Come usare il tag Shopping di Instagram, ora anche in Italia

È di qualche settimana fa la notizia del lancio del Tag Shopping su InstagramDopo mesi di attività solo negli Stati Uniti, il tag che permette ai profili business di connettere i prodotti dei vari post al proprio eCommerce è finalmente disponibile e sta già riscuotendo molto successo.

Vediamo insieme come funziona e come utilizzarlo correttamente.

Crea un profilo aziendale

Per il tag shopping serve innanzitutto avere un profilo aziendale. Il passaggio da un profilo personale ad un profilo aziendale si può fare facilmente grazie al menù impostazioni ed è immediato.

Unico requisito fondamentale: avere una pagina Facebook a cui collegarlo. Scopriremo più avanti perché questo passaggio, in questa fase, è ancora più importante.

Una volta ottenuto il profilo aziendale, siete pronti per taggare!

Nota: considerate che questa funzione è in fase di attivazione, quindi forse vi servirà qualche giorno per vedere la funzionalità attiva, ma NO PANIC, arriverà per tutti!

Tagga i prodotti

Per taggare i prodotti è sufficiente aprire il post in oggetto e osservare, in basso a destra, il segno “+” con la possibilità di aggiungere i prodotti. È fondamentale però, per cominciare a taggare, che tutti i prodotti siano presenti all’interno della vetrina della vostra pagina Facebook. Ecco perché, come anticipato, è fondamentale avere una pagina Facebook da collegare?

Sostanzialmente il tag shopping lavora in parallelo con la vostra vetrina Facebook, quindi armatevi di pazienza e cominciate ad aggiungere tutti i prodotti che volete taggare all’interno del profilo Instagram. Una volta taggati, la richiesta entrerà in fase d’analisi e solitamente sarà attiva dopo qualche ora (se siete fortunati anche qualche minuto).

Congratulazioni, siete riusciti a taggare i vostri prodotti su Instagram!

Il risultato è che facendo un semplice tap sul prodotto, si aprirà la scheda descrittiva dello stesso e, se vorrete, potrete cliccare direttamente sul link che vi porterà all’eCommerce.

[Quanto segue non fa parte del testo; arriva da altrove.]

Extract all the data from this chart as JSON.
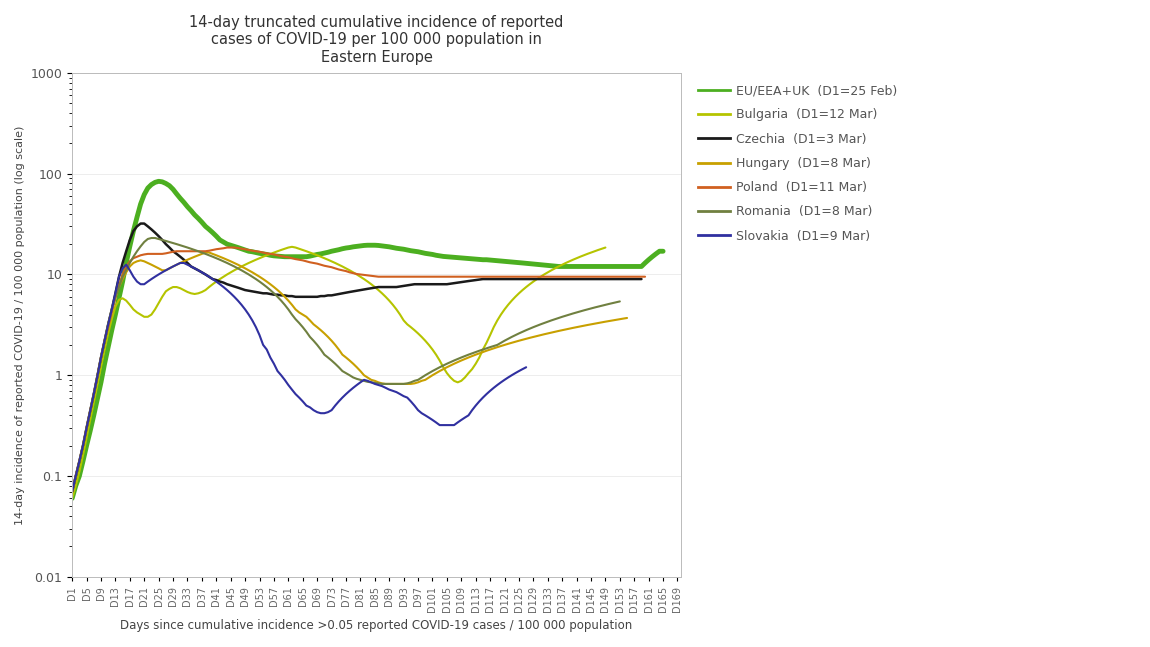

Attraverso il tag shopping è possibile avere una sezione shopping all’interno del profilo – la troverete sotto la bio, vicino alla tab dedicata ai contatti – che raccoglierà tutti i vostri prodotti taggati, analogamente a quanto accade con la vetrina di Facebook. Attenzione però! Prima di avere questa tab popolata, è necessario taggare almeno otto prodotti.

Un’altra pecca: il tag purtroppo non è retroattivo. Per adesso, per lo meno. Essendo una funzione in fase di attivazione, è possibile che fra qualche tempo sarà possibile taggare i prodotti all’interno di post già online, in modo da raggiungere subito gli otto tag necessari per popolare la vetrina.

LEGGI ANCHE: Cos’è e come si fa un Instagram Puzzle

Attenzione a non esagerare

Grazie a questo tag è possibile rendere ancora più immersiva l’esperienza sul social network. Fate attenzione però ad un paio di cose, prima di farvi prendere la mano…

Instagram è la piattaforma dell’esperienza ed è poco adatta alla sponsorizzazione commerciale e al taglio meramente promozionale. Insomma, le marchette e le sponsorizzazioni possono – e devono – essere fatte, ma con i giusti modi e con i giusti aggiustamenti rispetto a Facebook.

Dimenticatevi i post solo promozionali e dimenticatevi delle percentuali di sconto che rimbombano. Al centro di Instagram c’è la storia che, attraverso i contenuti del vostro brand, volete raccontare. L’obiettivo è dunque quello di fornire un’esperienza immersiva con il prodotto al centro e non quello di creare un’esperienza di vendita diretta che abbassi le azioni da compiere lato utente per riuscire ad arrivare all’eCommerce; anche se questo, ovviamente, è un fattore importante da tenere in considerazione.

Secondo la filosofia “inspiring” di Instagram dunque, è possibile raccontare il prodotto completando ancora di più le informazioni a nostra disposizione, come ad esempio il prezzo e il canale dove poterlo acquistare.

Non ci resta che sperimentare questa nuova funzione, e chi più tag ha, più ne metta!